In the late 1980s federal bank authorities, spearheaded by the FDIC, made a strong effort to alter the control, management, and behavior of the major Texas banks. The economy began a slow, protracted recovery. Additional large banking consolidations and restructurings began. In late 1992 the Federal Reserve Board approved the merger of Team Bancshares into Banc One Corporation, the parent company of Bank One, Texas.

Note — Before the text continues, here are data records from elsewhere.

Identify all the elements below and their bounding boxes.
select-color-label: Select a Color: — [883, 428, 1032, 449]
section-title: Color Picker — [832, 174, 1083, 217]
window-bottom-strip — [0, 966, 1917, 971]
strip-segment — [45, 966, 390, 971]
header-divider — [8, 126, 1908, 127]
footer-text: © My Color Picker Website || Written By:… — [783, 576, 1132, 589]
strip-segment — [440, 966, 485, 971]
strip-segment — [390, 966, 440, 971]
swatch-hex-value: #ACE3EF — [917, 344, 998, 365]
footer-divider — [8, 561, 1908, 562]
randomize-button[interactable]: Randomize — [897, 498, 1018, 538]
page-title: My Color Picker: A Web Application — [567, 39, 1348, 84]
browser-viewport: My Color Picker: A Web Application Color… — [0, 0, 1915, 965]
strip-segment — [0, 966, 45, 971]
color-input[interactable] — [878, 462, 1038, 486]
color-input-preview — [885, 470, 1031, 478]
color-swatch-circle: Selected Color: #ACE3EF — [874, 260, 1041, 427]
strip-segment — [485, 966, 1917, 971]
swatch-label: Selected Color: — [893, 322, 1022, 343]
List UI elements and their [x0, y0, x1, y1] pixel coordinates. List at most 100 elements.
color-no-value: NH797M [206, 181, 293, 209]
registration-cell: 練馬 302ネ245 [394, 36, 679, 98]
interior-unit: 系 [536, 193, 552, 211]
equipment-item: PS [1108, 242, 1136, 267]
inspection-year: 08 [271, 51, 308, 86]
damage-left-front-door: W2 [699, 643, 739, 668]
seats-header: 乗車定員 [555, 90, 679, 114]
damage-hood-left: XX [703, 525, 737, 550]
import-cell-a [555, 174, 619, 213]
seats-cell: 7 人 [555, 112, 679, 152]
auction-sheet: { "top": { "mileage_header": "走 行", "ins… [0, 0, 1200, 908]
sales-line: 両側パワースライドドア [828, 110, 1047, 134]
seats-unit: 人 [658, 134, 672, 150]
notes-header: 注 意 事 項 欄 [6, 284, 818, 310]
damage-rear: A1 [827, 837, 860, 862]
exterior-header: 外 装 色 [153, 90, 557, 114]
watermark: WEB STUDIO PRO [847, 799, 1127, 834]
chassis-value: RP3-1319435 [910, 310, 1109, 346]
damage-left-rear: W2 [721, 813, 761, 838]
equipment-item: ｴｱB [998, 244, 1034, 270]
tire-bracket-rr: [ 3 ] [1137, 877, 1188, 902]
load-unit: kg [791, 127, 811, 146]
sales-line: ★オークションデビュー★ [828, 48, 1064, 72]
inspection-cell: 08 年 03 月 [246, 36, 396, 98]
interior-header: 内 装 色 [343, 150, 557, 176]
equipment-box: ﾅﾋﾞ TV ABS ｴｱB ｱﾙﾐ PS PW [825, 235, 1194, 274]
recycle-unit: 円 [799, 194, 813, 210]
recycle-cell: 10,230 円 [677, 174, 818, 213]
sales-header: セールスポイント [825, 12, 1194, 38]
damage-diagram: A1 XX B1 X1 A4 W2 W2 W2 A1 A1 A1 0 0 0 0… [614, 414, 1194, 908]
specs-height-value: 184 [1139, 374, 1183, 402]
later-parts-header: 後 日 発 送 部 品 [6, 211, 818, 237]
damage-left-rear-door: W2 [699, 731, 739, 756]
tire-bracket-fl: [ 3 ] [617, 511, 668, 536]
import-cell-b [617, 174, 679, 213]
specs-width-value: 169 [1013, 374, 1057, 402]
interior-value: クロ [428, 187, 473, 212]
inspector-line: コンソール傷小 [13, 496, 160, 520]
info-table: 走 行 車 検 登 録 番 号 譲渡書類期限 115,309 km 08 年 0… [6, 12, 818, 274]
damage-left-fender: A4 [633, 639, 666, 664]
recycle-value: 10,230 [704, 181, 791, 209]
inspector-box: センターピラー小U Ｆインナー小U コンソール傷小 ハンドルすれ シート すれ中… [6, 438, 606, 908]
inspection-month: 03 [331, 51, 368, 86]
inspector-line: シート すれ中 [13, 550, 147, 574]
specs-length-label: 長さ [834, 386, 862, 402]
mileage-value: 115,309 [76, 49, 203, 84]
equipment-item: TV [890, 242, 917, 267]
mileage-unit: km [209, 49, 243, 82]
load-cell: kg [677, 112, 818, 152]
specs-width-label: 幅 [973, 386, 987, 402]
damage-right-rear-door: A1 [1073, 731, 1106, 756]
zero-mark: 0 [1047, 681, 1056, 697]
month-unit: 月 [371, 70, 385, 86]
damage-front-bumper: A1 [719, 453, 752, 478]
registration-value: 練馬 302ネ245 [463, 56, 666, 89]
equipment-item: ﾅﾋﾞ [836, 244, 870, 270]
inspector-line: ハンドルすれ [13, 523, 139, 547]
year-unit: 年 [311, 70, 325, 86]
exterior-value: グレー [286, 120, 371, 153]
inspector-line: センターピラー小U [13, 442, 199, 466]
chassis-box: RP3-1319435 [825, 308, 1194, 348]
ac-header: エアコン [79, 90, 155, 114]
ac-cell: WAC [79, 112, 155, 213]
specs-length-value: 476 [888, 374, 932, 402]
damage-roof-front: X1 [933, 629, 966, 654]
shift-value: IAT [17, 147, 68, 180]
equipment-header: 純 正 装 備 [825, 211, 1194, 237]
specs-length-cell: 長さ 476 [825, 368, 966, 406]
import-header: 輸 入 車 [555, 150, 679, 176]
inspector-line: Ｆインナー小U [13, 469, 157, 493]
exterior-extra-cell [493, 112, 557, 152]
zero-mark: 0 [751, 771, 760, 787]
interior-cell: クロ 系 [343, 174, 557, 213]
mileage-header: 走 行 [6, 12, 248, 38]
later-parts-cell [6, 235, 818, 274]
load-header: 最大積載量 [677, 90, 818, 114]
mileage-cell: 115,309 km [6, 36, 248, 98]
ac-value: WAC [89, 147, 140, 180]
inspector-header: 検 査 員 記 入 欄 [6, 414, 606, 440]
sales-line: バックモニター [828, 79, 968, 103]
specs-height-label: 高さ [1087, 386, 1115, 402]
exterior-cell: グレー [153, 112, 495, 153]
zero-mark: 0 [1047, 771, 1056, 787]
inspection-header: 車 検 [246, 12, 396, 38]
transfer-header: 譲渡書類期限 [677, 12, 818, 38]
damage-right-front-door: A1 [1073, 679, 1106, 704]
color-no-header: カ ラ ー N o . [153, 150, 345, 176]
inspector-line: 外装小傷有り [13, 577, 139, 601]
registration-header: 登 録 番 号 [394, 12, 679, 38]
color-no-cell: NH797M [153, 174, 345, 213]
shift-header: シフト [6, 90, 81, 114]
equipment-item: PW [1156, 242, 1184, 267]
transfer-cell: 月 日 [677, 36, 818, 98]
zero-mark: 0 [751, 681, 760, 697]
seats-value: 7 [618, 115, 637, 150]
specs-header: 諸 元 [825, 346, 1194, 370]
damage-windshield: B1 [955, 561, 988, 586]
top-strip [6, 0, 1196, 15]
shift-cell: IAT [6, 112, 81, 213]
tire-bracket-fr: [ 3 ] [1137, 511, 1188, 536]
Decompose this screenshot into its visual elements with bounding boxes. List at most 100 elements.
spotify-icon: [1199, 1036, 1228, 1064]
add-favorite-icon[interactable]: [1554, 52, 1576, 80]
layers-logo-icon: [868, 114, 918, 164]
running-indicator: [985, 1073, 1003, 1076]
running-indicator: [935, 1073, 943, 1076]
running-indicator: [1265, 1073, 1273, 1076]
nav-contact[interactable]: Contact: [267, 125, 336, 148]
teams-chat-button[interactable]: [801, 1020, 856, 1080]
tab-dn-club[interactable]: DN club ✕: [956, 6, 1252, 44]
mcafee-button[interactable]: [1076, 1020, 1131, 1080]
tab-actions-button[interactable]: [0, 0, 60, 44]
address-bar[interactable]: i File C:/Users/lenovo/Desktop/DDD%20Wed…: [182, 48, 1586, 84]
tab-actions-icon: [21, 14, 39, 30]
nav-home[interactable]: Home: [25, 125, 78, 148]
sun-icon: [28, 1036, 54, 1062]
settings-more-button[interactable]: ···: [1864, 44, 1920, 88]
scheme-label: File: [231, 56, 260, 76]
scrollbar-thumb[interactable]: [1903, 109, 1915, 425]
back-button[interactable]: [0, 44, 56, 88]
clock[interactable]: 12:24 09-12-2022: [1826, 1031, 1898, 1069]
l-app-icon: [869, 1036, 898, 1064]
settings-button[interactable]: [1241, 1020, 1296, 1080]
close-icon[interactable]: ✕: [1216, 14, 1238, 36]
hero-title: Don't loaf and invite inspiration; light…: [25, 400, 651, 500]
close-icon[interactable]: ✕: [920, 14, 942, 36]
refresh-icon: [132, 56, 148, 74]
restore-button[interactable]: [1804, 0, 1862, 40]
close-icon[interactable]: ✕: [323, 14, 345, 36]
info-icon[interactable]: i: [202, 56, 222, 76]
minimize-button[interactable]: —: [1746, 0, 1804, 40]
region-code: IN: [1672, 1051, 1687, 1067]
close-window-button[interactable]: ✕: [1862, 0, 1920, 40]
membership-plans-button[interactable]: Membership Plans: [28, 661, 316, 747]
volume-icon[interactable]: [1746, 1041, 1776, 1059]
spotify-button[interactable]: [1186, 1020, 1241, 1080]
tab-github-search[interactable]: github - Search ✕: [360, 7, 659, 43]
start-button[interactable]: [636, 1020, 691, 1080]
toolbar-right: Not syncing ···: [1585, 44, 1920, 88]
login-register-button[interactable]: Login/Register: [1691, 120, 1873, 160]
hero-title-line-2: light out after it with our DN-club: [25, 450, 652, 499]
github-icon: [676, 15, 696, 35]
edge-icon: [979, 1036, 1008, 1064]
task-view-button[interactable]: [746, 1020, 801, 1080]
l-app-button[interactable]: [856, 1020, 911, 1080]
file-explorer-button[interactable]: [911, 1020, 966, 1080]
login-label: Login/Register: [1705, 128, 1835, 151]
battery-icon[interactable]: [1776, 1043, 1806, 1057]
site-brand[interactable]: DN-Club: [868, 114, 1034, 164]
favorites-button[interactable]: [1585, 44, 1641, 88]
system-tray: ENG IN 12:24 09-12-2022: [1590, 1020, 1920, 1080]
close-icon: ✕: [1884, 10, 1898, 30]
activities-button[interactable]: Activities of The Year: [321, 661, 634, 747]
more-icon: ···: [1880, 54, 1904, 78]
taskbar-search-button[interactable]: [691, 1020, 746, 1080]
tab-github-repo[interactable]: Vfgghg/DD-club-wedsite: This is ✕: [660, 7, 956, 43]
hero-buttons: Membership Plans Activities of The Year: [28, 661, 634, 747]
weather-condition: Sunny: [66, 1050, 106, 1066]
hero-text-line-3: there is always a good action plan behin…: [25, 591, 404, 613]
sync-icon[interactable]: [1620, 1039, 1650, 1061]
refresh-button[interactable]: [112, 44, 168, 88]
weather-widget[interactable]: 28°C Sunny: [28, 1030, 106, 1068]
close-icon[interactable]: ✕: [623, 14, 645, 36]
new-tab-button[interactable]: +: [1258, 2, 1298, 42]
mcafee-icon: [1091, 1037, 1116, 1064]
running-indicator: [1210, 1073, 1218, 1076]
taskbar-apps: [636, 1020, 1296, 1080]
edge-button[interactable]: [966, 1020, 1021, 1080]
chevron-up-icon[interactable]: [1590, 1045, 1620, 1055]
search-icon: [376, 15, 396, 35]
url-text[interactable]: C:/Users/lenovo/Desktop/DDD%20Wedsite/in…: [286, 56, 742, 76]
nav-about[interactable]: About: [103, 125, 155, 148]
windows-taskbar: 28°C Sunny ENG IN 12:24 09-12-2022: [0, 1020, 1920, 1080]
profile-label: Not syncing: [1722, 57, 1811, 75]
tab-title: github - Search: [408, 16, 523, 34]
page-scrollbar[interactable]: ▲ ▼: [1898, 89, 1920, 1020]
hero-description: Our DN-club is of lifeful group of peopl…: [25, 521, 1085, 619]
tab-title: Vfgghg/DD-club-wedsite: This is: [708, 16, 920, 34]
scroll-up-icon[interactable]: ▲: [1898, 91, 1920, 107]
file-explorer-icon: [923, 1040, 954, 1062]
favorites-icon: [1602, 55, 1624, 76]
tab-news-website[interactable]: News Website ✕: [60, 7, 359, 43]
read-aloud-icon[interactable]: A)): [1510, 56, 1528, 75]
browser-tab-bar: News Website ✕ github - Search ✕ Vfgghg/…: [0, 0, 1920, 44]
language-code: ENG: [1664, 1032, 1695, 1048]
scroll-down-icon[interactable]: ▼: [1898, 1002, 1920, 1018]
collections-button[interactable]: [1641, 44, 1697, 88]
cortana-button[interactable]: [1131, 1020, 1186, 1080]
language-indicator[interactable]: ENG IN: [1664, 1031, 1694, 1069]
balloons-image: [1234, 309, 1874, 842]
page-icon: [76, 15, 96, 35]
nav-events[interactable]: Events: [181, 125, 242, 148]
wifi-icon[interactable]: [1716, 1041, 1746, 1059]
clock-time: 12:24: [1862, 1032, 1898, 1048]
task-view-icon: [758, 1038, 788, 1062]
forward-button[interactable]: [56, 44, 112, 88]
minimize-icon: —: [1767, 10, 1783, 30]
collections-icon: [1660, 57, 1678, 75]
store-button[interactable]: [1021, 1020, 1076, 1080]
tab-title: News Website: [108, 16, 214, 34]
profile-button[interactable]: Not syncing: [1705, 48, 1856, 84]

During the turbulent decade that began in the mid-1980s, the Texas commercial banking industry shrank significantly. The number of banks declined from 1,800 preponderantly small institutions at the end of 1985 to slightly over 1,100 still mainly small entities in 1992. There were approximately 470 failures, some of which led to mergers with sound banking firms. The decline also saw many conversions to branches. Fewer statewide organizations now existed. With the exception of Texas Commerce Banchares and First City-Texas, these organizations are large branch-banking networks owned by major out-of-state multibank holding-company organizations. In 1993 the approximately 2,500 commercial banking offices operating in Texas (1,100 banks plus more than 1,400 branch offices) varied in size, ownership, and control. As bank assets fell from $209 billion at the end of 1985 to around $170 billion at the end of 1991, Texas banks tightened their lending policies. Like their counterparts elsewhere in the nation, they began selling existing loans and other assets in secondary markets.
By the end of 1993 the Texas banking scene was definitely improving. Only ten banks failed during the year, the lowest since six failed in 1984. None of the state's sixty-three S&Ls failed–for the first year since 1985. Of the 433 state-chartered banks, fewer than 17 had problems. This was a far cry from the preceding decade, when more than 470 banks and 200 thrifts were closed in Texas.